4.PROMOTION: for queries aimed at determining the relationship between discounts and sales.
5.USER EXPERIENCE: for queries looked at returned versus exchanged versus accepted items
DATA WAREHOUSING IN
WORLD BANK
The world bank collects and maintains huge data of economic and developmental parameters for all the third
world countries across the globe.
The bank performed analysis on this huge data manually and later with limited tools for analysis.
The bank collects and analyzes macro economic financial statistics and also information on parameters such as poverty,
health, education, environment and public sector.

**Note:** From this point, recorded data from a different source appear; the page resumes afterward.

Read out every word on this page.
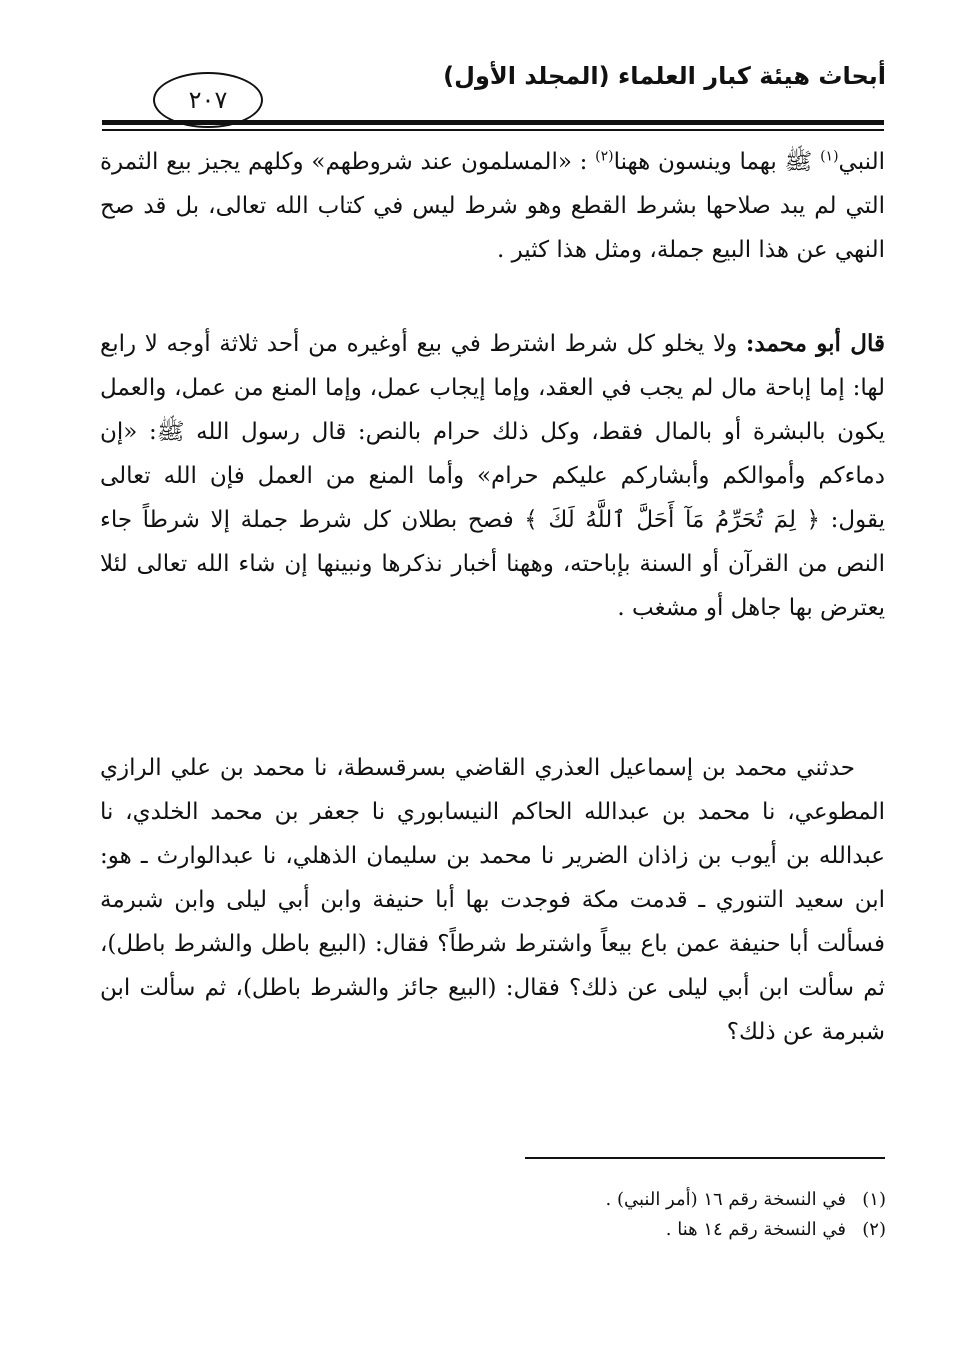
أبحاث هيئة كبار العلماء (المجلد الأول)
٢٠٧

النبي$^{(١)}$ ﷺ بهما وينسون ههنا$^{(٢)}$ : «المسلمون عند شروطهم» وكلهم يجيز بيع الثمرة التي لم يبد صلاحها بشرط القطع وهو شرط ليس في كتاب الله تعالى، بل قد صح النهي عن هذا البيع جملة، ومثل هذا كثير .

قال أبو محمد: ولا يخلو كل شرط اشترط في بيع أوغيره من أحد ثلاثة أوجه لا رابع لها: إما إباحة مال لم يجب في العقد، وإما إيجاب عمل، وإما المنع من عمل، والعمل يكون بالبشرة أو بالمال فقط، وكل ذلك حرام بالنص: قال رسول الله ﷺ: «إن دماءكم وأموالكم وأبشاركم عليكم حرام» وأما المنع من العمل فإن الله تعالى يقول: ﴿ لِمَ تُحَرِّمُ مَآ أَحَلَّ ٱللَّهُ لَكَ ﴾ فصح بطلان كل شرط جملة إلا شرطاً جاء النص من القرآن أو السنة بإباحته، وههنا أخبار نذكرها ونبينها إن شاء الله تعالى لئلا يعترض بها جاهل أو مشغب .

حدثني محمد بن إسماعيل العذري القاضي بسرقسطة، نا محمد بن علي الرازي المطوعي، نا محمد بن عبدالله الحاكم النيسابوري نا جعفر بن محمد الخلدي، نا عبدالله بن أيوب بن زاذان الضرير نا محمد بن سليمان الذهلي، نا عبدالوارث ـ هو: ابن سعيد التنوري ـ قدمت مكة فوجدت بها أبا حنيفة وابن أبي ليلى وابن شبرمة فسألت أبا حنيفة عمن باع بيعاً واشترط شرطاً؟ فقال: (البيع باطل والشرط باطل)، ثم سألت ابن أبي ليلى عن ذلك؟ فقال: (البيع جائز والشرط باطل)، ثم سألت ابن شبرمة عن ذلك؟

(١)في النسخة رقم ١٦ (أمر النبي) .
(٢)في النسخة رقم ١٤ هنا .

THE LIVE DATABASE DATA WAREHOUSE
The OLAP cubes were defined for this database using OLAP server module of SQL server 2000.
Universal access was provided for this data warehouse was called live database
BENEFITS OF THE SECOND-GENERATION LDB DATA WAREHOUSE
the first generation LDB data warehouse had certain limitations. Therefore the second generation ODB
datawaregouse was built using SQL server 2000 analysis server along with proclarity of knosys corporation,
The package offered direct user functionality which was otherwise requires technical intervention by a programmer.
Proclarity also provides web enablement, thereby ensuring universal accessibility.
It results in significant cost savings by reducing the time and effort required to prepare a large variety of reports to suit
varying needs of the economists and other governmental decision makers to aid effective and better economic planning.